Munnings is known to have painted three large versions of The Ford, one of which was exhibited at the Royal Academy in 1911. The paintings depict a group of ponies being led across a ford, emerging from the water and confronting the viewer at close quarters. Munnings was a staunch advocate of painting en plein air and the pictures held an important place in the artist's oeuvre when he was able to experiment with his observations of the horses as they repeatedly crossed the shallow waters in front of him and he rapidly captured the effects. The artist wrote in 1950; 'I still possess those large five-foot studies. Looking at them now brings back the scene afresh. I hear myself shouting "Hi! Wake that dun horse; shove his head up!" or, to a boy with a pole, "Keep the water moving" (A.J. Munnings, An Artist's Life, 1950, p. 239).

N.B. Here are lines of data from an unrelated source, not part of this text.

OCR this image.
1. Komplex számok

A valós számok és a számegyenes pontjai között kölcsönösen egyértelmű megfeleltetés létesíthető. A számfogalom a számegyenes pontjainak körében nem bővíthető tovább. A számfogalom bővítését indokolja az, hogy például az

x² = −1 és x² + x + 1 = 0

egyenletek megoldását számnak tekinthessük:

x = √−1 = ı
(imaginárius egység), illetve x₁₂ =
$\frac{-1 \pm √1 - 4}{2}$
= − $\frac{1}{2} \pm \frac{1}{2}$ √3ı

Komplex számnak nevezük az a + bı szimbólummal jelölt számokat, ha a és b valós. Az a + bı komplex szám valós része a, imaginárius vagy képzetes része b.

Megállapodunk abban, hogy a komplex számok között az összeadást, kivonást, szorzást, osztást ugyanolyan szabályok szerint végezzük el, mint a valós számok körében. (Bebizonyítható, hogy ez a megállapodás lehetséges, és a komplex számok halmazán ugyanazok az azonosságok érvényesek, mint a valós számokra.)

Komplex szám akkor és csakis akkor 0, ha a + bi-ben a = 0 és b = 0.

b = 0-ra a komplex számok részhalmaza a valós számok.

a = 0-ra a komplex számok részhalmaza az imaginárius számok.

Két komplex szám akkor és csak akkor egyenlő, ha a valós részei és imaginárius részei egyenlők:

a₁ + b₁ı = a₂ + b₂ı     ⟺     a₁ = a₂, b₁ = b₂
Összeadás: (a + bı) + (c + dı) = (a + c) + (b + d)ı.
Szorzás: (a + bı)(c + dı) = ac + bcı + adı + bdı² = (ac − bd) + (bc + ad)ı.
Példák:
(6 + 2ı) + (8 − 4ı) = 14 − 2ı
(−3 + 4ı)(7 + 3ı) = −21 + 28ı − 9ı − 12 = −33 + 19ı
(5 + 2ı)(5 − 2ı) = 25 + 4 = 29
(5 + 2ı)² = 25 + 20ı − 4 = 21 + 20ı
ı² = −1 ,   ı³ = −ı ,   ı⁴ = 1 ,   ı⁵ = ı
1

Two of these pictures are now in the collections of Wolverhampton Art Gallery and the Sir Alfred Munnings Art Museum in Dedham. The finished painting to which they and the present watercolour relate is now in the collection of Lord Lloyd Webber (Christie's, 12 June 2002, lot 6).
The oil paintings depicting horses at a ford were painted in the summer of 1910 in the Ringland Hills, but this watercolour is dated two years previously and is therefore an early precursor of the oils. He wrote of these pictures; 'On grey days my subject was by the shallow edge of the millstream, where farm-horses watered ... The grey-weather subject I prepared for was The Ford - grey water and dark reflections broken by lines of the current. Again what a subject! ... Standing on rising ground, looking down on the leading ponies coming out of the water, I spaced the design - cutting out the sky - using the distant country for the top portion of the picture. Ponies, water, reflections, filled the rest of the space'. Although he enjoyed painting the dappled effects of sunshine through trees and the brilliant radiance of sunlit summer days, at this time he revelled in the effects of light seen through grey skies and was frustrated when the sun shone; 'A grey ceiling of cloud - calm, serene - all was well. Then that ceiling would begin to break - silvery fissures appeared, the sun shone! Who is to describe the misery of seeing such complete, relentless transformation of everything?' (op. cit., p. 239).
The pictures of fords are studies in earth tones and painted with great energy that captures both the movement of the horses and also of the water beneath their hooves. Munnings had been fascinated by water since his childhood and was interested in trying to capture the ripples and currents of the water as it travelled its course or was disturbed by the movement of animals in the shallows. The paintings of horses crossing fords depict the pinnacle of this interest as Munnings distilled the subjects to include little landscape and to focus almost entirely on the movement of the horses and the water. Munnings had a profound and intimate knowledge of horses and a finely-tuned understanding of their behavior. It was this interest and love of the subject that he depicted that gave his paintings their conviction and energy. He never tired of painting horses and their riders and summer after summer he painted ponies. His understanding of their various natures and moods meant that he was able to observe the differences between them and capture their character as a successful portrait painter could capture the personalities of their human sitters.